Netflix is back with the second part of Bridgerton Season 3. The newly arrived episodes continue to focus on Penelope Featherington and Colin Bridgerton’s story which ended on an interesting cliff-hanger in the previous part. The period drama features Nicola Coughlan, Luke Newton, Luke Thompson, Golda Rosheuvel, and Simone Ashley among others.

INSIDE OUT 2 – THEATRES

Inside Out 2 is an animated coming-of-the-age movie that shows how a new emotion (anxiety) in a teenager’s mind can disrupt the smooth functioning of other emotions such as anger, fear, joy, sadness, and others.

GAANTH – JIOCINEMA

JioCinema’s new offering Gaanth is an engaging crime thriller that delves into a complicated mass suicide case. As the investigation progresses, investigating officer Gadar Singh is forced to form an unlikely alliance with a psychiatric intern named Sakshi Murmu. Will they be able to overcome their personal differences and solve the case?

THE WATCHERS – THEATRES

An adaptation of AM Shine’s novel of the same name, The Watchers tells the story of a young artist who gets trapped in a glass room with three strangers, in the middle of a dense forest. The horror movie stars Dakota Fanning, Georgina Campbell, Oliver Finnegan, and Olwen Fouéré in significant roles.

CHANDU CHAMPION – THEATRES

Chandu Champion is a biographical drama based on the life of Murlikant Petkar, India’s first Paralympic gold medallist, whose never-give-up attitude helped him overcome several hurdles in his life to fulfil his dreams. The Kabir Khan directorial features Kartik Aaryan in the lead role.

BOOK OF THIS WEEK:



The Indian Book of Big Ideas: The 45 Greatest Thinkers, Philosophers and Reformers of All Time! by Mukunda Rao (Author), Ashwitha Jayakumar (Contributor)

Who are we?

Is everything in the world connected?

Is truth different for different people?

Does God speak to only some of us?

Great minds have forever been engaged in tackling life's big questions. People travelled far and wide in search of answers, learned from others and came up with new ways of understanding the world.

Curious to know what on earth they were thinking?

Now you can walk down the winding path of philosophy from 700 BCE to recent times, discovering the wisdom and teachings of 45 great thinkers, philosophers and reformers of India. Learn from the most far-sighted luminaries, such as Mahavira, Gargi, Adi Shankara, Kabir, the Buddha, Vivekananda and Guru Nanak, along with Sri Aurobindo, Rammohan Roy, Rabindranath Tagore and Mahatma Gandhi, and get to know how the most brilliant and influential Indian ideas were born.

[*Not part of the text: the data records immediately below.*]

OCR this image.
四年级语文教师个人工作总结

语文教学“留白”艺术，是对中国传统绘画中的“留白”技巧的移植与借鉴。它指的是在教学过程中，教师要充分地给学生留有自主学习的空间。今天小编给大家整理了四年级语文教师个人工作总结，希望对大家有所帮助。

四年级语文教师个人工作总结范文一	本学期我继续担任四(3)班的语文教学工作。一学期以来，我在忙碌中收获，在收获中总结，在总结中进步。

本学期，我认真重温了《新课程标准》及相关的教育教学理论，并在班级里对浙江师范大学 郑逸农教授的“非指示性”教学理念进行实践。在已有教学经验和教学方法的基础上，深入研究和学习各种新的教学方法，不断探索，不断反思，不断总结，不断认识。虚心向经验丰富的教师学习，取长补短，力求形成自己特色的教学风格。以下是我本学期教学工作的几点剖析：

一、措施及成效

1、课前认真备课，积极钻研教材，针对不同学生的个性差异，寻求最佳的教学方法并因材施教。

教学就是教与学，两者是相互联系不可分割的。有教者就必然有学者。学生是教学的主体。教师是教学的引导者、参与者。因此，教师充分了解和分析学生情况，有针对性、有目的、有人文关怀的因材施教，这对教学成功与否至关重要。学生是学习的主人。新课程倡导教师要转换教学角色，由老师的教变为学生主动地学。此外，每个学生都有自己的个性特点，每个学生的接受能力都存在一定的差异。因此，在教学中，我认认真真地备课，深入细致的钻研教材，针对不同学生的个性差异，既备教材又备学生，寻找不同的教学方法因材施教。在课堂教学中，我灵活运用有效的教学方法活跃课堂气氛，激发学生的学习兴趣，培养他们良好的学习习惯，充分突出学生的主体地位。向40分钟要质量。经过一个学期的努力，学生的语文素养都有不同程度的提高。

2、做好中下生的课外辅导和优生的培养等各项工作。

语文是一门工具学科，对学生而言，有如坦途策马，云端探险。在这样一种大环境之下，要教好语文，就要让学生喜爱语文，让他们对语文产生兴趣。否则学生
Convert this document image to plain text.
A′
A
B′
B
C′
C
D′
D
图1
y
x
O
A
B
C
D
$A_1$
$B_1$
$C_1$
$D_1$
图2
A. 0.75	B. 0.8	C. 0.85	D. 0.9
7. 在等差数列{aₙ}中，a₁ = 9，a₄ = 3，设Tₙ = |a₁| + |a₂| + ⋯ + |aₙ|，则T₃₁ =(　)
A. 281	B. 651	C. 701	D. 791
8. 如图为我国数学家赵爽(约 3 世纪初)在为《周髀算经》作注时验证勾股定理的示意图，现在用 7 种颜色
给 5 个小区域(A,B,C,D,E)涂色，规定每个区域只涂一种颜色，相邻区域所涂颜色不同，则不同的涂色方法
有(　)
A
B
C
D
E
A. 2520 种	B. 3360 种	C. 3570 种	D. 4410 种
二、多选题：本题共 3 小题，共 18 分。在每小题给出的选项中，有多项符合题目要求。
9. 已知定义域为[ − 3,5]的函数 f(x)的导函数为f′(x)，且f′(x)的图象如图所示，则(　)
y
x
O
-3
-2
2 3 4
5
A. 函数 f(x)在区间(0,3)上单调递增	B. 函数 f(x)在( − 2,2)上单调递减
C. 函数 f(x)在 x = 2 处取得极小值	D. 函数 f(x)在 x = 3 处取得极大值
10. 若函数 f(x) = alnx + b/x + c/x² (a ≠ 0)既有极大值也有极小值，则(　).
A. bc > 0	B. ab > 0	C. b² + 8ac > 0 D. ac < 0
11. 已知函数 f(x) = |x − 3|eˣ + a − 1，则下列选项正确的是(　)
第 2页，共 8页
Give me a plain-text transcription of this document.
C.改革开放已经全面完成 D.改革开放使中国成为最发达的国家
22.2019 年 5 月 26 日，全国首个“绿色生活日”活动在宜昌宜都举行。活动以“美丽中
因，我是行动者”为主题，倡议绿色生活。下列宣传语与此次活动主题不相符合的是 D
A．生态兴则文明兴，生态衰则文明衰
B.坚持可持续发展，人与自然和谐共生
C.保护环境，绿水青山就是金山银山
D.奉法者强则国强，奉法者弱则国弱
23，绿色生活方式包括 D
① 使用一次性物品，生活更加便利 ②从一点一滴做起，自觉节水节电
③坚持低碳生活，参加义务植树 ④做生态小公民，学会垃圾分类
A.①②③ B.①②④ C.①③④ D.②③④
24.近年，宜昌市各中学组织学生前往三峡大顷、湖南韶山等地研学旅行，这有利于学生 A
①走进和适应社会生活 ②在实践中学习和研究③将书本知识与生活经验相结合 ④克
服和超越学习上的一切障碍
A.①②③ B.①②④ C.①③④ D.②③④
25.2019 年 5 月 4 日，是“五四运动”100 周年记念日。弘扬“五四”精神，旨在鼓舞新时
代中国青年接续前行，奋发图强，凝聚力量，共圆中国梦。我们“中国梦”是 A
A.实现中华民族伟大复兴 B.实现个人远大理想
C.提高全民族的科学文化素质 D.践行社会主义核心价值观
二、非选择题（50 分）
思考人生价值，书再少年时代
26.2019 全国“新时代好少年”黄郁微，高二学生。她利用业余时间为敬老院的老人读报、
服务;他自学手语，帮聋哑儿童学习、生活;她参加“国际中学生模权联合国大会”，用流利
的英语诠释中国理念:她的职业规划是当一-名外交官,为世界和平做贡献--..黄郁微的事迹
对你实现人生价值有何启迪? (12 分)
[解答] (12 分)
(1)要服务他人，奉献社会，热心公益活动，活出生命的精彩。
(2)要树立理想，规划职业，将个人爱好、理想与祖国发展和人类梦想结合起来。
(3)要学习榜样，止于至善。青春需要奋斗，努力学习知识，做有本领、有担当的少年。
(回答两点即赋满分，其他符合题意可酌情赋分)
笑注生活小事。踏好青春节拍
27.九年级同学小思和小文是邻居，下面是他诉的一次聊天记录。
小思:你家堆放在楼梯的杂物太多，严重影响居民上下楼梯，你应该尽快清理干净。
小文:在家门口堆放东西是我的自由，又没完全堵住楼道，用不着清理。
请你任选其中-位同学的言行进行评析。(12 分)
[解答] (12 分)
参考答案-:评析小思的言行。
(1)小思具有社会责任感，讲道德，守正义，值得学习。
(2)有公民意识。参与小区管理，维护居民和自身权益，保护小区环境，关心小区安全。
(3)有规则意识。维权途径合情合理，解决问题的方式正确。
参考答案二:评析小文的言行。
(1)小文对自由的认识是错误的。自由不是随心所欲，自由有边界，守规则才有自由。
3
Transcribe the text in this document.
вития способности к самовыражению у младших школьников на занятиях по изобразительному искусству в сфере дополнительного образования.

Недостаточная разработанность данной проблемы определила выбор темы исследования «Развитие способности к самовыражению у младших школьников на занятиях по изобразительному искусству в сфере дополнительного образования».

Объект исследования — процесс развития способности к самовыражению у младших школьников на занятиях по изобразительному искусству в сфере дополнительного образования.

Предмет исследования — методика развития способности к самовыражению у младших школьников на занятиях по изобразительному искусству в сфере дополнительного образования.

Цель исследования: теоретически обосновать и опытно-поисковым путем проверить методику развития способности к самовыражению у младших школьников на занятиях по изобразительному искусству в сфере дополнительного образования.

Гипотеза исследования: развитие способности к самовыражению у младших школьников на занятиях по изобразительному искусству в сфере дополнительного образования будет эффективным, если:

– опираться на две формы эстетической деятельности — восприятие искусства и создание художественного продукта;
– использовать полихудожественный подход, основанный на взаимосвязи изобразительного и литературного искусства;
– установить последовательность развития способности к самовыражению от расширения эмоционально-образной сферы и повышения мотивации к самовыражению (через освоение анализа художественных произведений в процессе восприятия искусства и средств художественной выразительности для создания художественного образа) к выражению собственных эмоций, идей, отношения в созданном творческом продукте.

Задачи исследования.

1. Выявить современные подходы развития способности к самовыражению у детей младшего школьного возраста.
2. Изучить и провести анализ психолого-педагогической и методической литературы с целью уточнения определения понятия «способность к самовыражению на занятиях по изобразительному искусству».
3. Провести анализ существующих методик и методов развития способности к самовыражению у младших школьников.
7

These thinkers, you will see, didn't always agree with each other (indeed, they sometimes fiercely disagreed!), but all of them left behind a legacy of courage and compassion that remains valuable even today.



Mukunda Rao  is the author of six insightful philosophical works, six books of much-acclaimed fiction and two popular plays. After his voluntary retirement from a teaching job in a college in 2000, he now lives with his wife on a farm outside Bengaluru.



Ashwitha Jayakumar Ashwitha Jayakumar has loved stories all her life, especially ones set in different times and worlds.

Born in Chennai, she studied English literature and medieval studies at the universities of Edinburgh and Leeds in the United Kingdom. She is the author of the bestselling My Little Book of... series on Indian gods and goddesses published by Puffin India, as well as several works of fiction and non-fiction for Pratham Books, Scholastic India, and HarperCollins. She particularly enjoys writing non-fiction for children on history. She is presently hard at work writing two picture books for children aged 2+ and an all-ages work of narrative non-fiction on early modern India.